La combinaison de cette accumulation démographique trop rapide qui sans vouloir la surdéterminer a montré qu’elle échappe à toute forme d’encadrement, la peur d’un accaparement des terres, une forme de « land grabbing » à terme, par les élites et la marginalisation économique des Bornouans comme des Yedina concourt à créer un puissant malaise de fond.
L’intrusion violente de Boko Haram sur le lac a pu ainsi apparaître sinon comme une solution du moins comme une opportunité pour récupérer des espaces de culture, des pâturages, des marchés ou, plus prosaïquement, éteindre une dette et profiter du désordre ambiant pour se livrer à des pillages. Une partie des communautés résidentes du lac appellent ainsi de leurs vœux Boko Haram. Cela va à l’encontre de l’antienne sur Boko Haram qui veut que la secte ne prospère que sur le terreau de la pauvreté et de l’ignorance. Le lac c’est l’abondance, une réussite économique insolente de ce que l’on appelait récemment encore le « secteur informel » ou le « secteur intermédiaire ».
Boko Haram : info et intox
Durée : 05:12
Le message de Baga Kawa de janvier 2015 et ses conséquences
L’attaque violente de Baga Kawa par Boko Haram a surpris. Baga Kawa et seize villages de cultivateurs-pêcheurs ont été brûlés et les médias occidentaux ont passé en boucle les photos satellitaires.
On parle de 2 000 victimes mais ce chiffre donné tout à trac ne repose sur aucun décompte.

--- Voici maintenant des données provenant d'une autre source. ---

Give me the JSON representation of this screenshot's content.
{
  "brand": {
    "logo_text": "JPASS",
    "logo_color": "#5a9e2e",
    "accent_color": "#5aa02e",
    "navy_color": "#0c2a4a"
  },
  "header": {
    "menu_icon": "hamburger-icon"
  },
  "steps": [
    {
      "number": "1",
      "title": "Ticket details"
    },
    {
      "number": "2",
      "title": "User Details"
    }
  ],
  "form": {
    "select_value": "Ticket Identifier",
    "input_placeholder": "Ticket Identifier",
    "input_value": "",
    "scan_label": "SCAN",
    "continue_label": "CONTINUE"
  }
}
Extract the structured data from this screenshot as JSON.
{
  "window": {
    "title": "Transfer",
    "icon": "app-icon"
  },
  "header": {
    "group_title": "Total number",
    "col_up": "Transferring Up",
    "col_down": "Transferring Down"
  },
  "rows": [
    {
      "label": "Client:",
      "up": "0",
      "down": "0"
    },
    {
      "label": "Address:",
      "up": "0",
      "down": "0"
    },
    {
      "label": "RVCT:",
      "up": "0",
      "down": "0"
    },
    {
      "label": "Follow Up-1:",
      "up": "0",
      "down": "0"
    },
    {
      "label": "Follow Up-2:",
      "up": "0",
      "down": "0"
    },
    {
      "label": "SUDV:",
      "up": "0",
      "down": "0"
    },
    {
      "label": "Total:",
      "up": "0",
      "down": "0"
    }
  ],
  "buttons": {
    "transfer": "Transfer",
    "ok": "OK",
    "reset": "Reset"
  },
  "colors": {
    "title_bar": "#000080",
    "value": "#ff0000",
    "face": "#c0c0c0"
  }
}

Construit sur une presqu’île, Baga Kawa fut le grand port et les « chantiers navals » du Bornou lacustre.
Immense souk d’échoppes et d’habitations mêlées, il était entièrement voué au commerce du poisson sec et du banda (poisson fumé), au transit du natron venu du Kanem et regorgeait de produits manufacturés les plus divers.
Fondé par des Kanembu et des Kanuri, il était devenu au cours de ces deux dernières décennies une bourgade Haoussa, alors que les Haoussa représentaient moins de 5 % de la population de ces rivages en 1976. Ils ont acquis le monopole du commerce de banda, du bois et celui du natron, détournant une partie des circuits commerciaux de Maiduguri vers Kano. Les villages voisins s’étaient quasi tous peuplés de pêcheurs Haoussaphones.
L’attaque de Baga Kawa, n’était-elle pas le soulèvement attendu des ayants droit pour reprendre leur lac par Boko Haram interposé ?
Cette action militaire de Boko Haram avait été ainsi précédée d’une campagne contre les commerçants usuriers « Haoussa », rançonnés, enlevés, voire abattus. Ce qui valut à Boko Haram la reconnaissance des communautés de pêcheurs.
Ce qui a poussé le président du Tchad, Idriss Déby, à agir ce même mois de janvier, ce n’est pas seulement dégager l’accès à N’Djamena via Maiduguri, ni répondre aux provocations de Boko Haram sur l’autre rive du Chari à Kousseri, non plus que l’inquiétant état de la communauté commerçante de N’Djamena gagnée au fondamentalisme, c’est la menace que Boko Haram fait peser sur le lac. On ne touche pas au lac, il est vital pour le Tchad, c’est son lac.
En termes de superficie, il relève pour plus de la moitié de la souveraineté tchadienne. Pour les autres Etats, il s’agit de leurs périphéries alors que pour N’Djamena le lac est à ses portes.
Le lac a toujours constitué un refuge pour les opposants de N’Djamena, des éléments restés fidèles à Hissène Habré en 1990-1994 comme d’autres incontrôlés de l’armée tchadienne qui tiennent aujourd’hui encore des îles (Birni Goni, Bachaka, Kaswa Mariya, Nimeri) au nord de Darak, se livrant à quelques trafics et monnayant à certains groupes de pêcheurs leur protection contre des concurrents.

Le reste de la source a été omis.